Tal vez por ello, llegamos a conocer a Clayton Drumm mejor que a cualquiera de los personajes de los dos westerns previos: si en la primera mitad del film es a través de sus acciones, en la segunda, mediante su historia de amor con Catherine, también a través de sus palabras. De Matthew Sebanek, al contrario, sabemos por sus palabras al principio —su inquietud por la misión de Drumm o su pasado como asesino al servicio del ferrocarril— pero más tarde deviene callado y taciturno, justo cuando algo está transformándose dentro de él. Lo que sucede con Drumm comporta la creciente aparición de una suerte de ética, siempre mesurada por la necesidad de sobrevivir, observable en el rechazo del dinero del ferrocarril, el creciente amor por Catherine o la doble negativa a matar a Sebanek, incluso tal vez en la ambigua renuncia a su esposa.

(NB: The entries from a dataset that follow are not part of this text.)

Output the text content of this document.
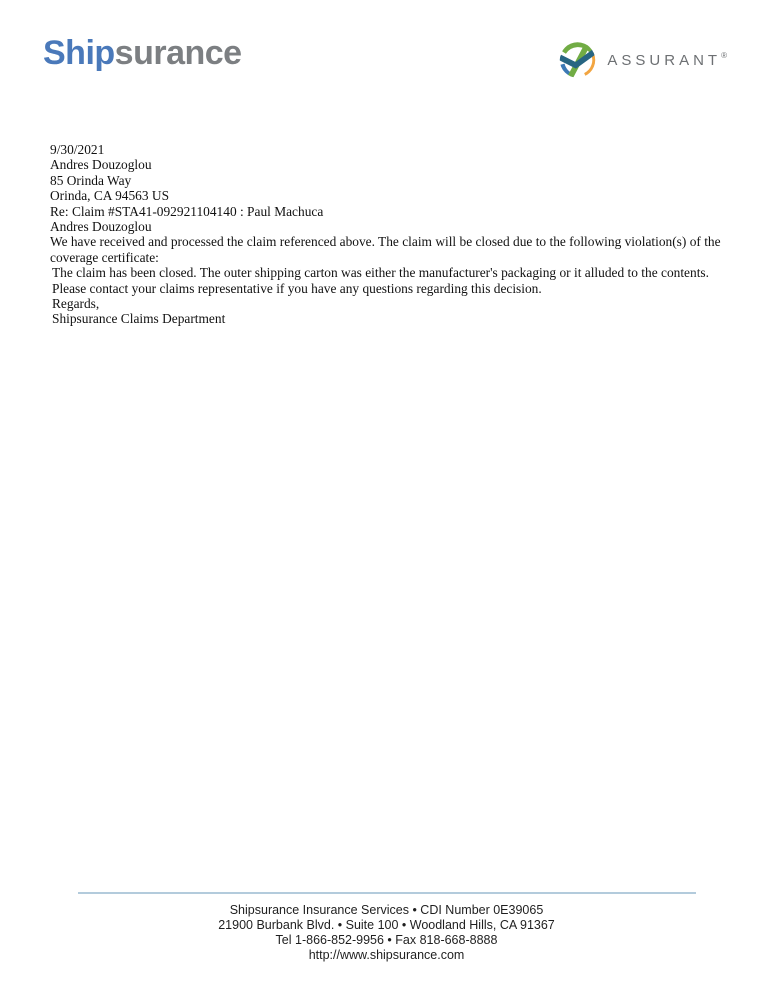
Shipsurance	ASSURANT ®

9/30/2021

Andres Douzoglou
85 Orinda Way
Orinda, CA 94563 US

Re: Claim #STA41-092921104140 : Paul Machuca

Andres Douzoglou

We have received and processed the claim referenced above. The claim will be closed due to the following violation(s) of the coverage certificate:

The claim has been closed. The outer shipping carton was either the manufacturer's packaging or it alluded to the contents.

Please contact your claims representative if you have any questions regarding this decision.

Regards,
Shipsurance Claims Department
Shipsurance Insurance Services • CDI Number 0E39065
21900 Burbank Blvd. • Suite 100 • Woodland Hills, CA 91367
Tel 1-866-852-9956 • Fax 818-668-8888
http://www.shipsurance.com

Como en tantos westerns, también va acompañada del deseo de redención, descanso en un hogar y matrimonio con una mujer finalización del camino, por tanto), si bien éste, que fue el destino de Sebanek, provoca resistencias en Drumm: no le gusta, le dice a Catherine, ante una sutil sugerencia de matrimonio, depender de personas, cosas o lugares, para ser feliz. «Te deseo esta noche. Y te odio por ello».
¿Acaso por esta misma razón rechaza también el estatuto de leyenda? En la primera mitad del film, sabemos por los dos protagonistas que ellos son los mejores (¿los últimos?) pistoleros del oeste. En la segunda, al menos dos veces se le ofrece a Drumm la posibilidad de ejercer esa fama: trabajar en un circo es la primera propuesta, como principal atracción que traería «cien personas a la semana». Pero la otra es la de convertirse en ficción, y la hace nada más y nada menos que Sam Peckinpah. A Wilbur Olsen, supuesto cronista del oeste al que conocemos robando un cigarrillo a un ciego, no le cuesta reconocer la mentira de sus historias, «las mentiras que necesitan… que todos necesitamos». Olsen le propone sin embargo a Clayton pagar por la historia de su vida, para luego mentir sobre ella. ¿Cuál sería la mentira entonces: el modo de contarla, los añadidos o supresiones? Sea como sea, el auténtico argumento de China 9, Liberty 37 deviene progresivamente el de la huida de la leyenda: el viejo pistolero busca petróleo y vive con una bella y joven mujer; el joven ve eliminado su pasado criminal por vía legal y ahora quiere hacerlo, por así decirlo, por la vital. La condición de leyenda es para ellos, ya, una maldición, que en cualquier momento les puede llevar a la muerte.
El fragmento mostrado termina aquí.